Bear Stearns was just short of expectations according to a Thomson Financial poll of analysts, who anticipated a profit of 87 cents per share on $1.35 billion of revenue.
Last Month, Bear Stearns CEO Alan Schwartz issued a statement just prior to the bank's collapse on March 12 indicating that the bank's books were in order despite outside concerns.
The bank also said the Securities and Exchange Commission was considering a civil injunction or an administrative hearing about the company's municipal securities bidding process. The bank said it would reply to the notice it received after discussing with its staff.
Meanwhile, Bear said the Federal Trade Commission was investigating its EMC Mortgage Corp. regarding its business practices.
Shares of bear Stearns dipped 11 cents, or $1.08 to $10.11 before the firm released its latest earnings.
The bank wrote down $600 million of investments linked to mortgages and leveraged finance, according to the report.

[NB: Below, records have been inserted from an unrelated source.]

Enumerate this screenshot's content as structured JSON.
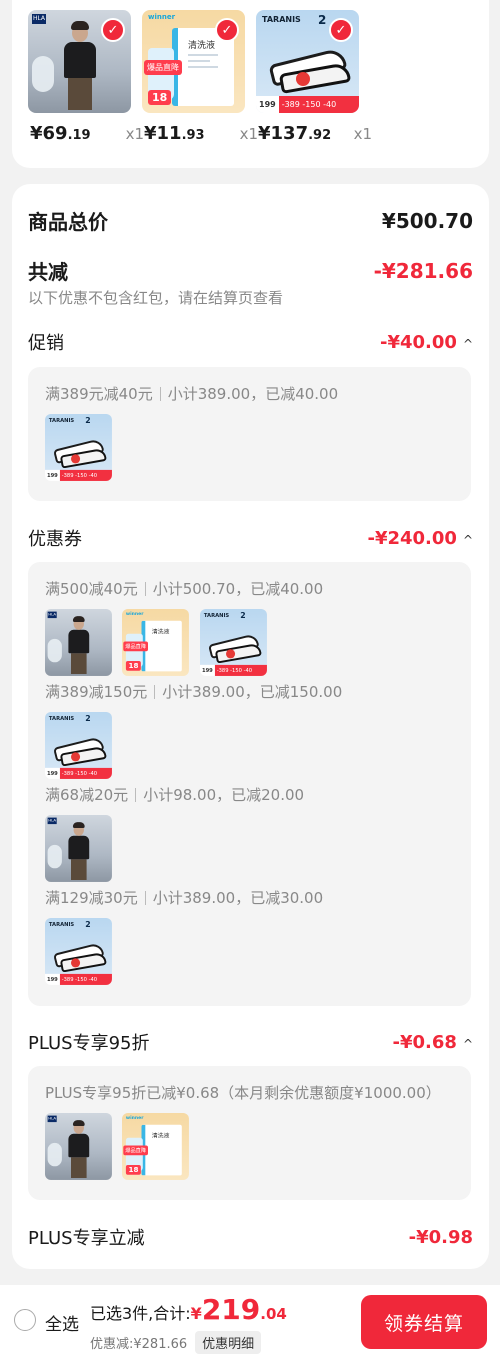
{
  "products": [
    {
      "price_int": "¥69",
      "price_dec": ".19",
      "qty": "x1",
      "kind": "t-shirt"
    },
    {
      "price_int": "¥11",
      "price_dec": ".93",
      "qty": "x1",
      "kind": "cleaner"
    },
    {
      "price_int": "¥137",
      "price_dec": ".92",
      "qty": "x1",
      "kind": "shoes"
    }
  ],
  "thumb_text": {
    "shirt_brand": "HLA",
    "clean_logo": "winner",
    "clean_title": "清洗液",
    "clean_tag": "爆品直降",
    "clean_tag2": "18",
    "shoe_brand": "TARANIS",
    "shoe_num": "2",
    "shoe_price": "199",
    "shoe_bar": "-389 -150 -40"
  },
  "summary": {
    "total_label": "商品总价",
    "total_value": "¥500.70",
    "reduce_label": "共减",
    "reduce_value": "-¥281.66",
    "note": "以下优惠不包含红包，请在结算页查看"
  },
  "sections": {
    "promo": {
      "label": "促销",
      "value": "-¥40.00",
      "caret": "^"
    },
    "coupon": {
      "label": "优惠券",
      "value": "-¥240.00",
      "caret": "^"
    },
    "plus95": {
      "label": "PLUS专享95折",
      "value": "-¥0.68",
      "caret": "^"
    },
    "plusdirect": {
      "label": "PLUS专享立减",
      "value": "-¥0.98"
    }
  },
  "rules": {
    "promo_1": {
      "a": "满389元减40元",
      "b": "小计389.00，已减40.00"
    },
    "coupon_1": {
      "a": "满500减40元",
      "b": "小计500.70，已减40.00"
    },
    "coupon_2": {
      "a": "满389减150元",
      "b": "小计389.00，已减150.00"
    },
    "coupon_3": {
      "a": "满68减20元",
      "b": "小计98.00，已减20.00"
    },
    "coupon_4": {
      "a": "满129减30元",
      "b": "小计389.00，已减30.00"
    },
    "plus_1": "PLUS专享95折已减¥0.68（本月剩余优惠额度¥1000.00）"
  },
  "bottom": {
    "select_all": "全选",
    "selected": "已选3件,合计:",
    "yen": "¥",
    "total_int": "219",
    "total_dec": ".04",
    "discount": "优惠减:¥281.66",
    "detail": "优惠明细",
    "checkout": "领券结算"
  },
  "colors": {
    "accent": "#f0283a",
    "background": "#f2f2f2"
  }
}
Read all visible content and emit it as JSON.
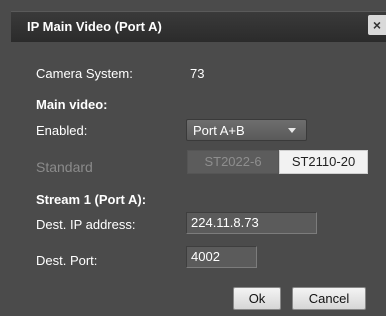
{
  "dialog": {
    "title": "IP Main Video (Port A)",
    "close_glyph": "×"
  },
  "camera_system": {
    "label": "Camera System:",
    "value": "73"
  },
  "main_video": {
    "heading": "Main video:",
    "enabled_label": "Enabled:",
    "enabled_value": "Port A+B",
    "standard_label": "Standard",
    "standard_options": [
      "ST2022-6",
      "ST2110-20"
    ],
    "standard_selected": "ST2110-20"
  },
  "stream1": {
    "heading": "Stream 1 (Port A):",
    "dest_ip_label": "Dest. IP address:",
    "dest_ip_value": "224.11.8.73",
    "dest_port_label": "Dest. Port:",
    "dest_port_value": "4002"
  },
  "buttons": {
    "ok": "Ok",
    "cancel": "Cancel"
  },
  "icons": {
    "close": "close-icon",
    "dropdown": "chevron-down-icon"
  }
}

In a securities filing made late Friday, the bank said that its main business -- which includes stock and fixed income trading -- since the end of November fell to well less than the 50% of activity levels in 2007 and in the first quarter of 2008.
The lower trading levels reflected the significant number of its prime brokerage clients who moved their accounts to other firms.
In the Friday report, Bear Stearns said customer margin balances -- a figure indicating how much clients were borrowing for their transactions -- fell 23 percent in the same period from $86 billion to $66 billion.
Customer short positions in that time -- or investor bets that borrowed stocks from Bear would fall -- dropped 25 percent from $88 billion to $66 billion.